Entscheidungsstichwort (Thema)
Anspruch eines Insolvenzverwalters auf Prozesskostenhilfe zwecks Einziehung einer Forderung des Schuldners bei Möglichkeit der Beseitigung der bestehenden Massekostenarmut bei Stattgabe der beabsichtigten Klage
Leitsatz (redaktionell)
Dem Insolvenzverwalter kann Prozesskostenhilfe zum Zwecke der Einziehung einer Forderung des Schuldners nicht versagt werden, wenn eine bestehende Massekostenarmut Im Falle des Erfolgs der beabsichtigten Klage beseitigt werden kann.
Normenkette
ZPO § 119 Abs. 1 S. 2, § 522 Abs. 2, § 574 Abs. 1 S. 1 Nr. 2, § 577 Abs. 4 S. 1
Verfahrensgang
Tenor
Auf die Rechtsbeschwerde des Klägers wird der Beschluss des 5. Zivilsenats des Oberlandesgerichts München vom 19. Juni 2012 aufgehoben, soweit dem Kläger die beantragte Prozesskostenhilfe versagt worden ist.
Die Sache wird im Umfang der Aufhebung zur erneuten Entscheidung an das Berufungsgericht zurückverwiesen.
Der Gegenstandswert des Rechtsbeschwerdeverfahrens wird auf 768,26 EUR festgesetzt.
Tatbestand
I.
Rz. 1
Der Kläger ist Verwalter in dem Insolvenzverfahren über das Vermögen der P.-GmbH (künftig: Schuldnerin).

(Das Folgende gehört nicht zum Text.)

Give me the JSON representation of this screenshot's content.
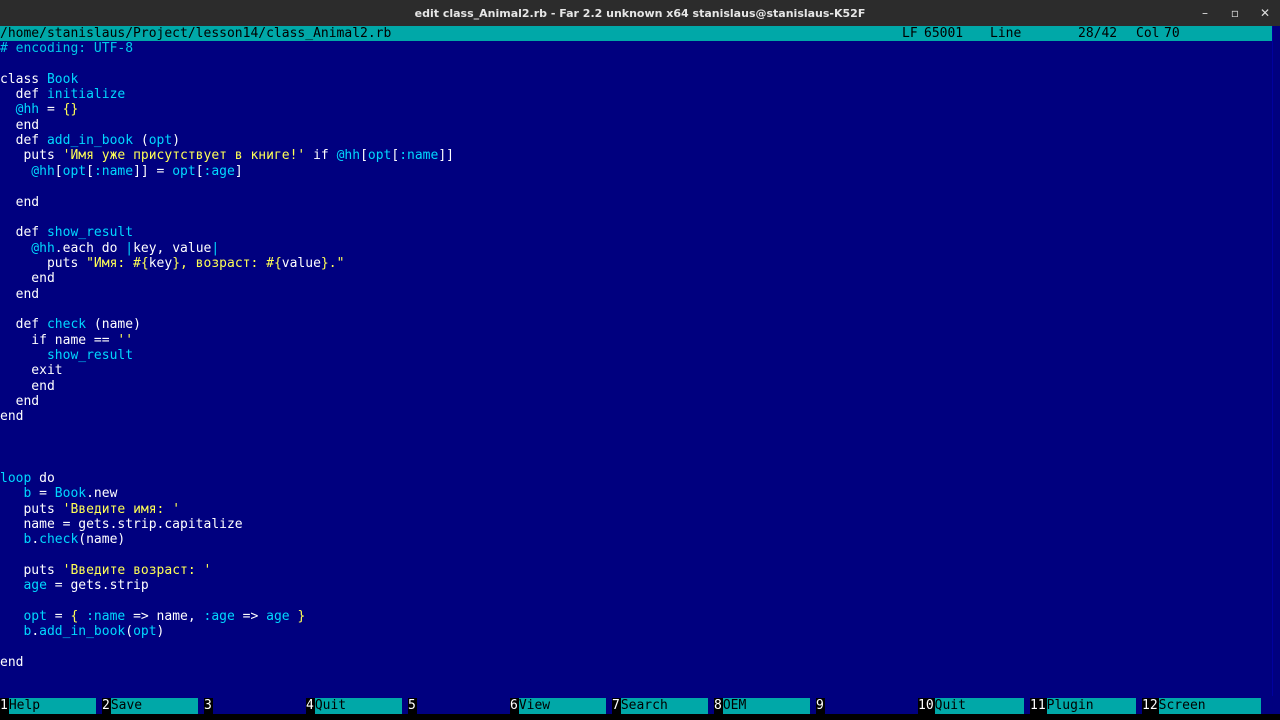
{
  "window": {
    "title": "edit class_Animal2.rb - Far 2.2 unknown x64 stanislaus@stanislaus-K52F",
    "controls": [
      "–",
      "▫",
      "✕"
    ]
  },
  "status": {
    "path": "/home/stanislaus/Project/lesson14/class_Animal2.rb",
    "eol": "LF",
    "codepage": "65001",
    "line_label": "Line",
    "line_pos": "28/42",
    "col_label": "Col",
    "col_pos": "70"
  },
  "code_lines": [
    {
      "row": 0,
      "parts": [
        [
          "c",
          "# encoding: UTF-8"
        ]
      ]
    },
    {
      "row": 2,
      "parts": [
        [
          "k",
          "class "
        ],
        [
          "i",
          "Book"
        ]
      ]
    },
    {
      "row": 3,
      "parts": [
        [
          "k",
          "  def "
        ],
        [
          "i",
          "initialize"
        ]
      ]
    },
    {
      "row": 4,
      "parts": [
        [
          "i",
          "  @hh"
        ],
        [
          "k",
          " = "
        ],
        [
          "s",
          "{}"
        ]
      ]
    },
    {
      "row": 5,
      "parts": [
        [
          "k",
          "  end"
        ]
      ]
    },
    {
      "row": 6,
      "parts": [
        [
          "k",
          "  def "
        ],
        [
          "i",
          "add_in_book"
        ],
        [
          "k",
          " ("
        ],
        [
          "i",
          "opt"
        ],
        [
          "k",
          ")"
        ]
      ]
    },
    {
      "row": 7,
      "parts": [
        [
          "k",
          "   puts "
        ],
        [
          "s",
          "'Имя уже присутствует в книге!'"
        ],
        [
          "k",
          " if "
        ],
        [
          "i",
          "@hh"
        ],
        [
          "k",
          "["
        ],
        [
          "i",
          "opt"
        ],
        [
          "k",
          "["
        ],
        [
          "i",
          ":name"
        ],
        [
          "k",
          "]]"
        ]
      ]
    },
    {
      "row": 8,
      "parts": [
        [
          "i",
          "    @hh"
        ],
        [
          "k",
          "["
        ],
        [
          "i",
          "opt"
        ],
        [
          "k",
          "["
        ],
        [
          "i",
          ":name"
        ],
        [
          "k",
          "]] = "
        ],
        [
          "i",
          "opt"
        ],
        [
          "k",
          "["
        ],
        [
          "i",
          ":age"
        ],
        [
          "k",
          "]"
        ]
      ]
    },
    {
      "row": 10,
      "parts": [
        [
          "k",
          "  end"
        ]
      ]
    },
    {
      "row": 12,
      "parts": [
        [
          "k",
          "  def "
        ],
        [
          "i",
          "show_result"
        ]
      ]
    },
    {
      "row": 13,
      "parts": [
        [
          "i",
          "    @hh"
        ],
        [
          "k",
          ".each do "
        ],
        [
          "i",
          "|"
        ],
        [
          "k",
          "key, value"
        ],
        [
          "i",
          "|"
        ]
      ]
    },
    {
      "row": 14,
      "parts": [
        [
          "k",
          "      puts "
        ],
        [
          "s",
          "\"Имя: #{"
        ],
        [
          "k",
          "key"
        ],
        [
          "s",
          "}, возраст: #{"
        ],
        [
          "k",
          "value"
        ],
        [
          "s",
          "}.\""
        ]
      ]
    },
    {
      "row": 15,
      "parts": [
        [
          "k",
          "    end"
        ]
      ]
    },
    {
      "row": 16,
      "parts": [
        [
          "k",
          "  end"
        ]
      ]
    },
    {
      "row": 18,
      "parts": [
        [
          "k",
          "  def "
        ],
        [
          "i",
          "check"
        ],
        [
          "k",
          " (name)"
        ]
      ]
    },
    {
      "row": 19,
      "parts": [
        [
          "k",
          "    if name == "
        ],
        [
          "s",
          "''"
        ]
      ]
    },
    {
      "row": 20,
      "parts": [
        [
          "i",
          "      show_result"
        ]
      ]
    },
    {
      "row": 21,
      "parts": [
        [
          "k",
          "    exit"
        ]
      ]
    },
    {
      "row": 22,
      "parts": [
        [
          "k",
          "    end"
        ]
      ]
    },
    {
      "row": 23,
      "parts": [
        [
          "k",
          "  end"
        ]
      ]
    },
    {
      "row": 24,
      "parts": [
        [
          "k",
          "end"
        ]
      ]
    },
    {
      "row": 28,
      "parts": [
        [
          "i",
          "loop"
        ],
        [
          "k",
          " do"
        ]
      ]
    },
    {
      "row": 29,
      "parts": [
        [
          "i",
          "   b"
        ],
        [
          "k",
          " = "
        ],
        [
          "i",
          "Book"
        ],
        [
          "k",
          ".new"
        ]
      ]
    },
    {
      "row": 30,
      "parts": [
        [
          "k",
          "   puts "
        ],
        [
          "s",
          "'Введите имя: '"
        ]
      ]
    },
    {
      "row": 31,
      "parts": [
        [
          "k",
          "   name = gets.strip.capitalize"
        ]
      ]
    },
    {
      "row": 32,
      "parts": [
        [
          "i",
          "   b"
        ],
        [
          "k",
          "."
        ],
        [
          "i",
          "check"
        ],
        [
          "k",
          "(name)"
        ]
      ]
    },
    {
      "row": 34,
      "parts": [
        [
          "k",
          "   puts "
        ],
        [
          "s",
          "'Введите возраст: '"
        ]
      ]
    },
    {
      "row": 35,
      "parts": [
        [
          "i",
          "   age"
        ],
        [
          "k",
          " = gets.strip"
        ]
      ]
    },
    {
      "row": 37,
      "parts": [
        [
          "i",
          "   opt"
        ],
        [
          "k",
          " = "
        ],
        [
          "s",
          "{"
        ],
        [
          "i",
          " :name"
        ],
        [
          "k",
          " => name, "
        ],
        [
          "i",
          ":age"
        ],
        [
          "k",
          " => "
        ],
        [
          "i",
          "age"
        ],
        [
          "s",
          " }"
        ]
      ]
    },
    {
      "row": 38,
      "parts": [
        [
          "i",
          "   b"
        ],
        [
          "k",
          "."
        ],
        [
          "i",
          "add_in_book"
        ],
        [
          "k",
          "("
        ],
        [
          "i",
          "opt"
        ],
        [
          "k",
          ")"
        ]
      ]
    },
    {
      "row": 40,
      "parts": [
        [
          "k",
          "end"
        ]
      ]
    }
  ],
  "fkeys": [
    {
      "num": "1",
      "label": "Help"
    },
    {
      "num": "2",
      "label": "Save"
    },
    {
      "num": "3",
      "label": ""
    },
    {
      "num": "4",
      "label": "Quit"
    },
    {
      "num": "5",
      "label": ""
    },
    {
      "num": "6",
      "label": "View"
    },
    {
      "num": "7",
      "label": "Search"
    },
    {
      "num": "8",
      "label": "OEM"
    },
    {
      "num": "9",
      "label": ""
    },
    {
      "num": "10",
      "label": "Quit"
    },
    {
      "num": "11",
      "label": "Plugin"
    },
    {
      "num": "12",
      "label": "Screen"
    }
  ],
  "colors": {
    "background": "#00007f",
    "status_bar": "#00a8a8",
    "string": "#ffff55",
    "identifier": "#00d8ff",
    "comment": "#00c8e8"
  }
}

Er focht Mietzahlungen der Schuldnerin an die Beklagte unter anderem nach § 133 InsO an. Nachdem ihm Prozesskostenhilfe bewilligt worden war, verklagte er die Beklagte auf Zahlung von 54.380 EUR nebst Zinsen. Die Klage hatte vor dem Landgericht Erfolg.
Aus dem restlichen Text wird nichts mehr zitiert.